By Rachel Brown Hackney
Months ago, Sarasota County Commissioner Alan Maio began mentioning that it was coming. On Feb. 28, staff won unanimous board approval to make it a reality.
Called a Unified Development Code, it will be an extensive update of the county’s land development and zoning regulations, Matt Osterhoudt, director of the county’s Planning and Development Services Department, explained during a presentation. All the material will be gathered into a single document, he added, in an effort to enable a reader “to more easily find significant regulatory information applicable to a property.”
“This is extremely important,” Maio pointed out. Referring to Chapter 74 of the County Code — which includes all the land development regulations — and that chapter’s Appendix A, which encompasses the zoning code, Maio added, “These two documents have not been touched in a good 10 years. Worse, for the consultant [who will handle the project], it is a horrible patch-quilt of hundreds, hundreds of amendments.”
Maio made the motion to hire Calvin, Giordano & Associates Inc. for $285,000 to undertake the work, which would “commence immediately,” Osterhoudt noted.
The firm’s corporate office is in Fort Lauderdale.
The timeline calls for the project to be completed in 18 months, Osterhoudt said.
“I know you put a lot of time in on this,” Maio told Osterhoudt. “I checked and triple-checked and quadruple-checked” that the emphasis would be on an update, Maio added. It will not be a matter of just re-codifying the regulations or rewriting the language, he pointed out. “It’s an update …”
Among the goals of the project, Osterhoudt explained, are to create a document combining the land use regulations and zoning code that is more user-friendly, intuitively organized, easier to read and understand, and “internally consistent across the Sarasota County Code of Ordinances.”
The plan also calls for illustrating the document with “effective graphics” and ensuring it is consistent not only with the county’s Comprehensive Plan but also with federal and state laws.
Osterhoudt likened the first step of the project to “a discovery phase,” during which the consulting firm will research all the necessary codes and other material and meet with a variety of groups to develop “an annotated outline of identified issues, a refined outreach plan and a draft of the proposed [Unified Development Code] structural outline,” according to a slide he showed the commissioners.
The second phase will call for the consulting firm to move “to the full engagement effort” with community members; that will include surveys, meetings and public workshops.
The third and final phase will encompass the formal public hearing process before the Planning Commission and the County Commission, Osterhoudt said.
The timeline he showed the board calls for three preliminary public meetings:
• April 6, when the Planning Commission will meet at 6:30 p.m. in the Commission Chambers at the County Administration Center located at 1660 Ringling Blvd. in downtown Sarasota.
• April 10, when the Board of Zoning Appeals will hold a session at 6 p.m. at the County Administration Center in Sarasota.

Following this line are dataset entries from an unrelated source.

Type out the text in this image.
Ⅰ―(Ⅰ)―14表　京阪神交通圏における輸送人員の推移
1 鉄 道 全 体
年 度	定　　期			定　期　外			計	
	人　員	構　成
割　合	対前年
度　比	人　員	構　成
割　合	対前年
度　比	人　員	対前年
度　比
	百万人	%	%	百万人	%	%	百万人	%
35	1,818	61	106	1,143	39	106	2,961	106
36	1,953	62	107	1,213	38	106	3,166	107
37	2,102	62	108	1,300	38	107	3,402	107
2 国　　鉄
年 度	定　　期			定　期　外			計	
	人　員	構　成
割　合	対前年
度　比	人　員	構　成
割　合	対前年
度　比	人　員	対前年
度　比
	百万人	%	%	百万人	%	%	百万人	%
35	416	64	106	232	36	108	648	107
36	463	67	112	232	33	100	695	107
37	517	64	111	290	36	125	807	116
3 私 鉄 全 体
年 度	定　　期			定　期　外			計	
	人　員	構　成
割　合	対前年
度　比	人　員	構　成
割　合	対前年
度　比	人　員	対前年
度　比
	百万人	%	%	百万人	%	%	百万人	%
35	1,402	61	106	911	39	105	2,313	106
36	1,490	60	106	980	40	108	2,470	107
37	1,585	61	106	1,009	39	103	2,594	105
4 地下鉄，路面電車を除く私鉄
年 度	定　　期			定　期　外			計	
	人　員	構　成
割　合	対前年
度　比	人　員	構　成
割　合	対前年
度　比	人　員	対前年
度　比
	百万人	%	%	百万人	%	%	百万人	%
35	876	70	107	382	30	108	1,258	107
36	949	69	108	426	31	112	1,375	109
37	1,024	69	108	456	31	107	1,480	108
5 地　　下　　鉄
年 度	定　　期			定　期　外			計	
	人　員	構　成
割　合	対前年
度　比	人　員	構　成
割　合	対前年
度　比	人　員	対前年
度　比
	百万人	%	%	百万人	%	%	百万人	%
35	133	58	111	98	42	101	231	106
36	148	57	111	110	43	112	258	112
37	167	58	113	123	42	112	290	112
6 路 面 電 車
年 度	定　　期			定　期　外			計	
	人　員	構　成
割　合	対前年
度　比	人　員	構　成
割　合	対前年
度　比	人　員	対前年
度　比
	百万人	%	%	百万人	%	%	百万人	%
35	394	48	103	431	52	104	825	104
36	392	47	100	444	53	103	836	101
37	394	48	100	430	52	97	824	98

• April 19, when the county’s Development Service Advisory Committee will meet at 2:30 p.m. at 1001 Sarasota Center Blvd.
The schedule calls for county staff to receive the first draft of the proposed Unified Development Code in December. If all goes as planned, the document will be adopted and published in September 2018, Osterhoudt noted.
Staff already has created a web portal on the county’s website, Osterhoudt explained, so members of the public can provide comments and read monthly reports on the progress of the work. The webpage may be accessed easily by clicking on “Unified Development Code Project” under the Initiatives heading in the lower left-hand corner of the county’s website (www.scgov.net), he added.
The portal includes links to the Land Development Regulations chapter of the Sarasota County Code and to the Zoning Regulations appendix. It also features a link to a form for public comments. “We’ll give [those] right to our consultants,” Osterhoudt noted of the forms.
“I just think it’s an extremely aggressive timeline,” Commissioner Mike Moran told County Administrator Tom Harmer.
Because the board members can direct only the county administrator and county attorney to take action, and not staff, under the terms of the County Charter, Moran asked Harmer to be sure to inform the commissioners if it appears the consultant and staff cannot adhere to the proposed schedule.
With the update considered a major board priority, Harmer explained, staff will send the commissioners memos to keep them apprised of milestones. Moreover, Harmer pointed out, “Every quarter, you’re going to have an assistant county administrator at the podium [during a regular board meeting], presenting the latest status of this.”
“Perfect. Thank you,” Moran told him.
After making the motion to award the contract to Calvin, Giordano & Associates, Maio said he wished the firm’s representatives well. “This is maybe a tough timeline,” he added, but “it’s my expectation that we stick to this timeline.”